NCLEX-PN
Nclex 2024 Questions
1. A client visits the clinic after the death of a parent. Which statement made by the client's sister signifies abnormal grieving?
- A. "My sister still has episodes of crying, and it's been 3 months since Daddy died."?
- B. "Sally seems to have forgotten the bad things that Daddy did in his lifetime."?
- C. "She really had a hard time after Daddy's funeral. She said that she had a sense of longing."?
- D. "Sally has not been sad at all about Daddy's death. She acts like nothing has happened."?
Correct answer: D
Rationale: Abnormal grieving is often characterized by a lack of sadness or acknowledgment of the loss. In this scenario, the statement 'Sally has not been sad at all about Daddy's death. She acts like nothing has happened' indicates abnormal grieving as it suggests a lack of emotional response or denial of the death. On the other hand, choices A, B, and C all describe normal grieving reactions: crying episodes, selective memory of the deceased, and feelings of longing after the funeral. These responses are typical in the grieving process. Therefore, choice D is the correct answer, highlighting a potential abnormality in the grieving process.
2. When assessing a client's self-expectations about weight loss, which question is most appropriate?
- A. "What makes you think you can change your eating habits?"?
- B. "How do you feel about losing weight?"?
- C. "How important is it that you lose weight?"?
- D. "What do you think is a realistic weekly weight loss for you?"?
Correct answer: D
Rationale: When assessing a client's self-expectations about weight loss, it is crucial to inquire about what the client considers a realistic weekly weight loss goal. This question helps in understanding the client's perception and expectations regarding the weight loss journey, enabling the establishment of achievable goals. Choices A, B, and C do not directly address the aspect of setting realistic goals for weight loss. While questioning about changing eating habits, feelings about losing weight, or the importance of weight loss are relevant, they do not specifically focus on setting achievable goals, which is essential for effective weight management.
3. The nurse is developing a care plan for a client with severe anxiety. An appropriate outcome for the client is that within 4 days the client should:
- A. Have decreased anxiety.
- B. Talk to the nurse for 10 minutes.
- C. Sit quietly for 30 minutes.
- D. Develop an adaptive coping mechanism.
Correct answer: B
Rationale: When developing outcome criteria for a client with severe anxiety, it is crucial for the goals to be specific, measurable, and realistic. In this scenario, the most appropriate outcome is for the client to talk to the nurse for 10 minutes within 4 days. This goal is specific (talking for a defined duration), measurable (10 minutes), and realistic given the client's condition. Expecting a severely anxious client to sit quietly for 30 minutes is not realistic and may even exacerbate their anxiety. While developing an adaptive coping mechanism is important, it is a broader long-term goal and may not be achievable within the specified timeframe. Having decreased anxiety is a desirable outcome, but it lacks specificity and measurability, making it less suitable as an immediate goal.
4. A client with glomerulonephritis is placed on a low-sodium diet. Which of the following snacks is suitable for the client with sodium restriction?
- A. Peanut butter cookies
- B. Grilled cheese sandwich
- C. Cottage cheese and fruit
- D. Fresh peach
Correct answer: D
Rationale: The correct answer is a fresh peach. It is the most suitable snack for a client with sodium restriction as it is naturally low in sodium. Peanut butter cookies (choice A), grilled cheese sandwich (choice B), and cottage cheese and fruit (choice C) contain higher amounts of sodium, making them unsuitable choices for someone on a low-sodium diet. Fresh fruits like peaches are excellent options for individuals on a low-sodium diet as they are not only low in sodium but also provide essential nutrients and hydration.
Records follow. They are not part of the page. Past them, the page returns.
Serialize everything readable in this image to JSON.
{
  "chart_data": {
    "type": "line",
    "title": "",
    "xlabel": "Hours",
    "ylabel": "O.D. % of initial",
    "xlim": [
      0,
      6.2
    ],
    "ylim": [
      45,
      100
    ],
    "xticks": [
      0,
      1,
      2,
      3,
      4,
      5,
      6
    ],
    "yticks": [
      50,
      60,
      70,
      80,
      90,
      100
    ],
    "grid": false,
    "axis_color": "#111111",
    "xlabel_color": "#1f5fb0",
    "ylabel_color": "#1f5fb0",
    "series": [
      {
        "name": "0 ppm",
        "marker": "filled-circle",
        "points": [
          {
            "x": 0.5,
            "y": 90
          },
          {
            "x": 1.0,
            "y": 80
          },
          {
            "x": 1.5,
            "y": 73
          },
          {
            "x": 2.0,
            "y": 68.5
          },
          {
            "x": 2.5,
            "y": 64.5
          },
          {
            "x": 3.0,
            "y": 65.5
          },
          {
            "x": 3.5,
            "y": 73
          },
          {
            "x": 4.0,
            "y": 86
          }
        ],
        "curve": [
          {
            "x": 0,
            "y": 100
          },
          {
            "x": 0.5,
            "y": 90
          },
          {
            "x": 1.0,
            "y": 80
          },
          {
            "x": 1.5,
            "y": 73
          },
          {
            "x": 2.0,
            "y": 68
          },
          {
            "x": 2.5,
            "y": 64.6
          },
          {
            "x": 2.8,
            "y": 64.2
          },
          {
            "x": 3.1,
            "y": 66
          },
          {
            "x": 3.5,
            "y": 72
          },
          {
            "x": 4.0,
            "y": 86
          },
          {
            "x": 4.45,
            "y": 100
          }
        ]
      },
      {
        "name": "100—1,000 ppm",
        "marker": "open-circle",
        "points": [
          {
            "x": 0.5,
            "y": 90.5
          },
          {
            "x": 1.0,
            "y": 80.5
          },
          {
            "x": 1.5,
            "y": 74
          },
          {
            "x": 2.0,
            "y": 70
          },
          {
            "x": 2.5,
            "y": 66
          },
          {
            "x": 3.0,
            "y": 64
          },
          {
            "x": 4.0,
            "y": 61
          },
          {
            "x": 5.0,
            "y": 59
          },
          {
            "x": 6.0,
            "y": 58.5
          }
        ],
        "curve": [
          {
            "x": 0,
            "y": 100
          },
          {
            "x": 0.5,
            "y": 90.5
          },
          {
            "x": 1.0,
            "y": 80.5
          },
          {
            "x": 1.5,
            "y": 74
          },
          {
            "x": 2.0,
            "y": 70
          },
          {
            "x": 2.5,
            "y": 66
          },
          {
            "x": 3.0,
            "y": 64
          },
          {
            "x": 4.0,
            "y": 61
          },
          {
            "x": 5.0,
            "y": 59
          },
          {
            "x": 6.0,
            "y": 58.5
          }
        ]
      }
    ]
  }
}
5. A 12-year-old male is brought to his primary care provider to determine whether sexual abuse has occurred. The mother states, 'Because there is no permanent physical damage, he does not need any more treatment.' The nurse's response should be based on which of the following pieces of information?
- A. Male victims of sexual abuse can have long-term psychological problems.
- B. Survivors of male sexual abuse might become confused about their sexual identity.
- C. Unless treated, all male sex abuse survivors grow up to abuse other children.
- D. All children who have been sexually abused have the same needs, regardless of gender.
Correct answer: B
Rationale: Male children are sexually abused nearly as often as female children. Perpetrators are usually men but can be women. Needs of male children who have been sexually abused might be different from the needs of female survivors. Male survivors might respond in anger, question their sexuality, use alcohol and other drugs, and might try to prove their masculinity by performing daring acts. It is crucial for the nurse to consider these potential outcomes, making choice B the correct answer. Choice A is incorrect because male victims of sexual abuse can indeed have long-term psychological problems, so the nurse should be aware of this issue. Choice C is incorrect as not all male sex abuse survivors grow up to abuse other children, which is a misconception. Choice D is incorrect because the needs of children who have been sexually abused can vary based on various factors, including gender, so it is important to consider individual differences.